O resultado do ativismo de Carrie tornou-se concreto em 30 de agosto de 2016, quando Obama concedeu clemência a 111 detentos. Entre eles, Timothy Tyler. O comunicado dizia que ele seria solto dali a dois anos, em 30 de agosto de 2018, após internação em um centro para se reintegrar à sociedade (chamado halfway house, algo como “casa intermediária”).
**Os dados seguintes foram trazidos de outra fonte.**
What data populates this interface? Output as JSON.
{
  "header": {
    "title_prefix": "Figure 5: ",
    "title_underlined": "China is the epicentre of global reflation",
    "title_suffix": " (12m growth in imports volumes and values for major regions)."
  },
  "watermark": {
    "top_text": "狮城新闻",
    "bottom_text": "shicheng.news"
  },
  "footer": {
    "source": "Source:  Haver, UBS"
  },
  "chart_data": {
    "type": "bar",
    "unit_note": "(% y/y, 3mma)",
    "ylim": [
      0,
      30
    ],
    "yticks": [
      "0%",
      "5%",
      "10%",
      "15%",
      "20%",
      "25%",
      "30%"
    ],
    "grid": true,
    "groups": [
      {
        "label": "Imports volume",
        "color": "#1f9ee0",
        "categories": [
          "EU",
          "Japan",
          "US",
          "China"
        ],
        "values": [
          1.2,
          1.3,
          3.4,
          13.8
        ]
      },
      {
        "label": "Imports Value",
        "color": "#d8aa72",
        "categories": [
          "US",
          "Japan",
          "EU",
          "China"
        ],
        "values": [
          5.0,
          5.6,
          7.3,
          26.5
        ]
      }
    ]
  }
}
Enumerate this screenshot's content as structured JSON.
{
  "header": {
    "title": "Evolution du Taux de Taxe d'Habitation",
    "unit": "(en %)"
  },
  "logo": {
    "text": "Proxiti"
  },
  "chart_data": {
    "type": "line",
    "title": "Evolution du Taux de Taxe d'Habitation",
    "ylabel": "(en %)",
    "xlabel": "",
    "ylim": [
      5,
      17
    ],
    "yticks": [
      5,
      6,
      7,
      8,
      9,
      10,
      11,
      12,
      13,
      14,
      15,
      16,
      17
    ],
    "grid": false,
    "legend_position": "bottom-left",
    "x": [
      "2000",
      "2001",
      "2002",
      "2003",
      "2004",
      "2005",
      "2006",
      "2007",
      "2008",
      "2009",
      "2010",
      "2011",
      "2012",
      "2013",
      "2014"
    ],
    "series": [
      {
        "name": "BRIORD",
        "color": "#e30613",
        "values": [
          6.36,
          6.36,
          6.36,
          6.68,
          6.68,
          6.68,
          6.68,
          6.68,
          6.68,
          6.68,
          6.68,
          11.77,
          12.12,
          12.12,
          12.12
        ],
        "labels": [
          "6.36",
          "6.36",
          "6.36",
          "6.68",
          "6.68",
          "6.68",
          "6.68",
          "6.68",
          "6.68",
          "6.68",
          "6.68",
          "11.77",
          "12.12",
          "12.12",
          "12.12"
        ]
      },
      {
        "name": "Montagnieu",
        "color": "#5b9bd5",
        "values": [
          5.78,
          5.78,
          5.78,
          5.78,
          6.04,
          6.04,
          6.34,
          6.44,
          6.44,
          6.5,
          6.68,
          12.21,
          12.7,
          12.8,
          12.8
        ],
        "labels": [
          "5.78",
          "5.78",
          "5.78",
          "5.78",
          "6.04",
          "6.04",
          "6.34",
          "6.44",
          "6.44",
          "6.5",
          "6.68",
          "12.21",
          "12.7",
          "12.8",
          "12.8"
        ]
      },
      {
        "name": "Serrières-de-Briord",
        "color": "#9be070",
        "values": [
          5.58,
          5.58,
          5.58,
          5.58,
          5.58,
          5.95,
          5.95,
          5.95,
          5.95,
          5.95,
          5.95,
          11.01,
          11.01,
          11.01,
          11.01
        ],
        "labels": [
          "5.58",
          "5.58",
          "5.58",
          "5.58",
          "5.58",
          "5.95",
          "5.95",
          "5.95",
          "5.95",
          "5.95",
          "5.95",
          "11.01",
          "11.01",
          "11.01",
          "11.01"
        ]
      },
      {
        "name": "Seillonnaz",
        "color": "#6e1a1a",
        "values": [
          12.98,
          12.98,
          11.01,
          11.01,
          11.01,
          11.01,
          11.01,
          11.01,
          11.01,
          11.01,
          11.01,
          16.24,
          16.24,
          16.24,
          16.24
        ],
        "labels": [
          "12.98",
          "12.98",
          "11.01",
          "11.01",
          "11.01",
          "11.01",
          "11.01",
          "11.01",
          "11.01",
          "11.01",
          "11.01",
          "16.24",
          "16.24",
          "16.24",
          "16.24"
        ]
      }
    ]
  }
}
Tim foi transferido a um desses centros em Nevada no final de maio, onde permaneceu até ser encaminhado para a casa de sua irmã em 22 de julho. 

Timothy Tyler  - Arquivo pessoal  - Arquivo pessoal
Tim e Carrie Tyler, em frente à TV onde hoje assistem aos shows do Grateful Dead
Imagem: Arquivo pessoal

Viagem de volta

A viagem da prisão na Geórgia até o centro de reintegração em Nevada foi feita de ônibus, na companhia de um primo e de um documentarista que planeja contar sua história. “Eles precisaram me ajudar, porque era tudo muito assustador: os ônibus, as estações, as pessoas. Tudo ainda é muito impressionante para mim.”
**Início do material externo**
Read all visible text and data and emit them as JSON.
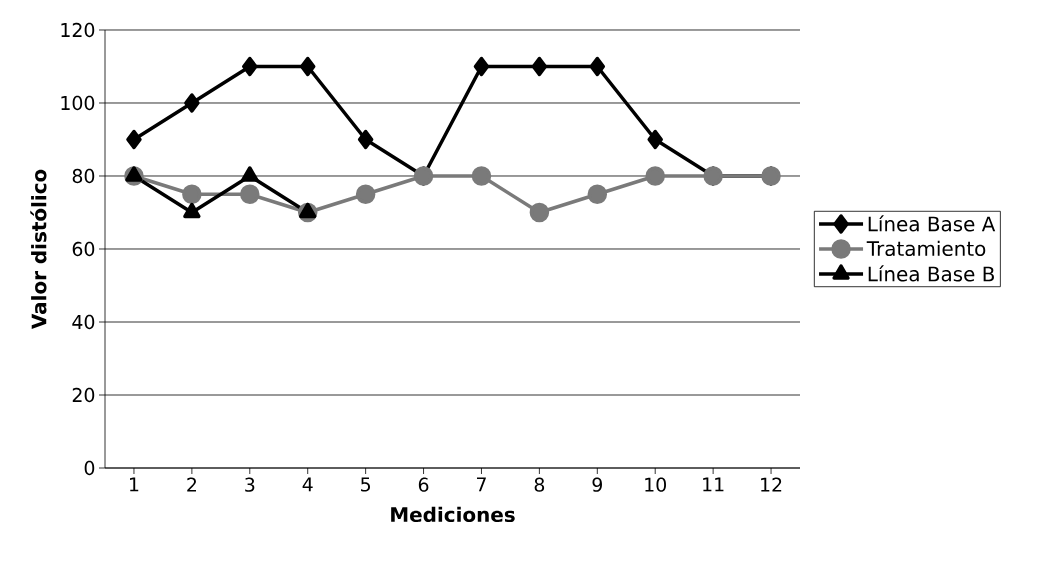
{
  "chart_data": {
    "type": "line",
    "xlabel": "Mediciones",
    "ylabel": "Valor distólico",
    "categories": [
      "1",
      "2",
      "3",
      "4",
      "5",
      "6",
      "7",
      "8",
      "9",
      "10",
      "11",
      "12"
    ],
    "series": [
      {
        "name": "Línea Base A",
        "color": "#000000",
        "marker": "diamond",
        "values": [
          90,
          100,
          110,
          110,
          90,
          80,
          110,
          110,
          110,
          90,
          80,
          80
        ]
      },
      {
        "name": "Tratamiento",
        "color": "#7a7a7a",
        "marker": "circle",
        "values": [
          80,
          75,
          75,
          70,
          75,
          80,
          80,
          70,
          75,
          80,
          80,
          80
        ]
      },
      {
        "name": "Línea Base B",
        "color": "#000000",
        "marker": "triangle",
        "values": [
          80,
          70,
          80,
          70,
          null,
          null,
          null,
          null,
          null,
          null,
          null,
          null
        ]
      }
    ],
    "ylim": [
      0,
      120
    ],
    "yticks": [
      0,
      20,
      40,
      60,
      80,
      100,
      120
    ],
    "grid": "y",
    "legend": "right",
    "line_style": "solid"
  }
}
Durante uma das paradas, um Deadhead que sabia do percurso o presenteou com uma versão vegana do sorvete Ben & Jerry’s. O sabor escolhido, possivelmente não por coincidência, foi o Cherry Garcia. “É inacreditável que hoje exista esse tipo de coisa. Um sorvete vegano! Agora tem dois potes desses no freezer da minha irmã.”

Instalado no centro de reintegração, criou sua página no Facebook. Desde então, ele e seus amigos vêm postando pequenas descobertas da sua nova vida. Como o conserto de um carro, a montagem de prateleiras, o banho de piscina, a ida à sauna, o passeio no parque (onde deu comida aos gansos) e a descoberta de uma TV gigante, na casa da irmã, na qual assiste aos shows do Grateful Dead. Os antigos e também aqueles transmitidos ao vivo, na turnê Dead & Company, que os integrantes originais fazem com o músico John Mayer. “Ele está no lugar de Jerry Garcia e é muito talentoso. É aquele que namorou a Kate Perry”, explica à reportagem. 

Timothy Tyler grande - Arquivo pessoal  - Arquivo pessoal
Tim vai trabalhar com sua irmã e pretende ajudar outros detentos
Imagem: Arquivo pessoal

Nesse processo de volta, o que mais o impressionou foi a tecnologia. Quando detido, usava um pager. Hoje, consegue assistir a shows usando óculos de realidade virtual com vídeos em 360º. “Você olha em volta e nem está mais aqui, está em outro lugar. Outro mundo ou num passeio de montanha russa. Descobri isso há três dias, não podia acreditar que aquilo existia.” Ele também considera grande a transformação na oferta de comidas veganas. E vem se fartando com alimentos que não chegavam até ele: no momento, seus favoritos são alho e abacate.

Para o futuro, os planos são ajudar a irmã em seu site de comércio eletrônico e também batalhar para que mais pedidos de clemência sejam concedidos. “Aprendi minha lição e não quero estar errado nem ao atravessar a rua. Estou solto, mas não faria nada que pudesse prejudicar aqueles que esperam para conseguir sua liberdade de volta. Se eu fizer algo por eles, vai ser apenas para ajudá-los.”